Elle – Recensione

Michèle (Isabelle Huppert) è una lady di ferro: sembra che nulla possa sconvolgerla nè al lavoro (è a capo di una società di videogiochi), nè nella vita privata. Sola dopo la separazione dal marito, aiuta economicamente l’anziana madre – schiava del botox e con una passione per i toy-boy – e il figlio, un Peter Pan che lavora in un fast-food e sta cercando casa con la compagna incinta. Un giorno però la sua vita viene sconvolta da uno sconosciuto col passamontagna che si introduce in casa sua e la violenta. Michèle “accantona” l’episodio, ma lo sconosciuto si fa vivo di nuovo e tra i due comincia un gioco pericoloso.

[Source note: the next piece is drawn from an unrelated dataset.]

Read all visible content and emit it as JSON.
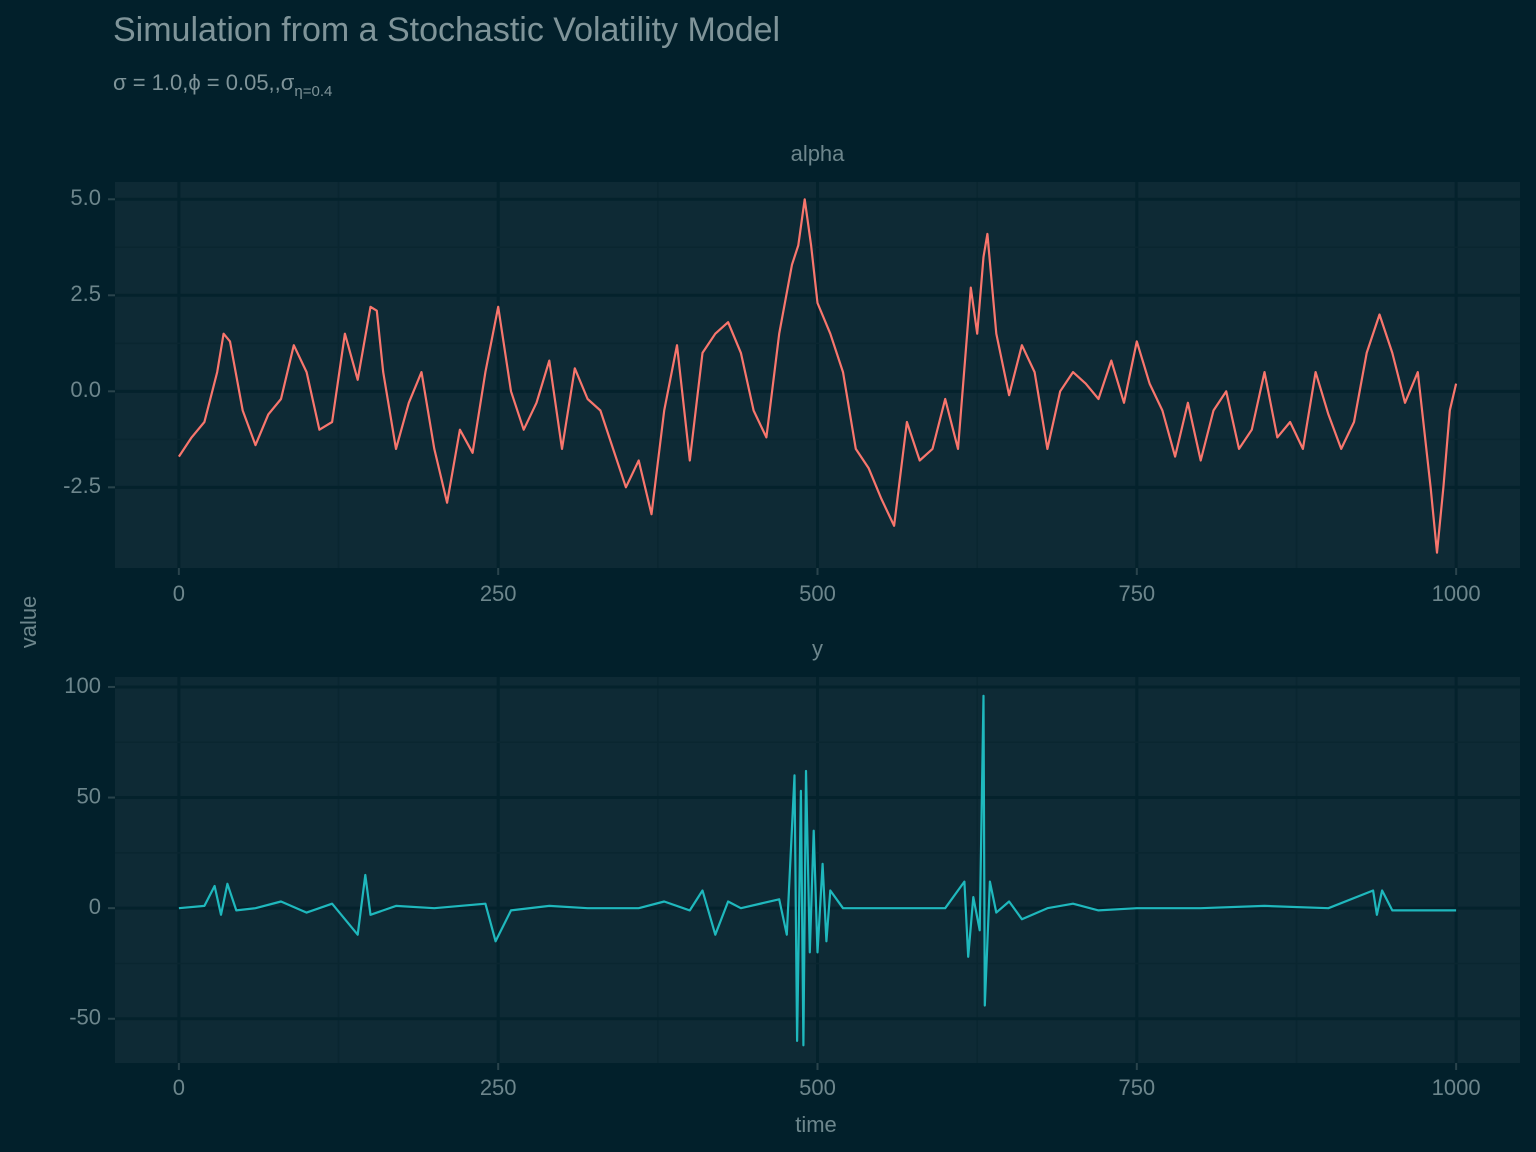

“Elle” – tratto dal romanzo di Philippe Djian “Oh…” – è un capolavoro di perversione, che si apre con la scena brutale dello stupro della protagonista ma poi prende una direzione inaspettata: un gioco di ruolo abilmente diretto da Paul Verhoeven (regista di “Basic Instinct” e “Showgirls”, alle prese con il suo primo film in francese), con protagonista una straordinaria Isabelle Huppert, glaciale e feroce, che ha meritato la nomination agli Oscar come miglior attrice (e forse avrebbe dovuto anche agguantare la statuetta). “Elle” in realtà sono tre film in uno: è una commedia di costume che coinvolge il figlio di Michèle, la madre, l’ex marito e i loro compagni, con momenti brillanti come la cena di Natale. È un sofisticato thriller, con Michèle che cerca di scoprire chi è il suo stupratore. Ma soprattutto è un complesso ritratto psicologico di una donna fuori dal comune, interpretata da una magistrale Isabelle Huppert: se al suo posto ci fosse stata un’altra attrice, sicuramente il personaggio di Michèle non sarebbe stato cosi riuscito.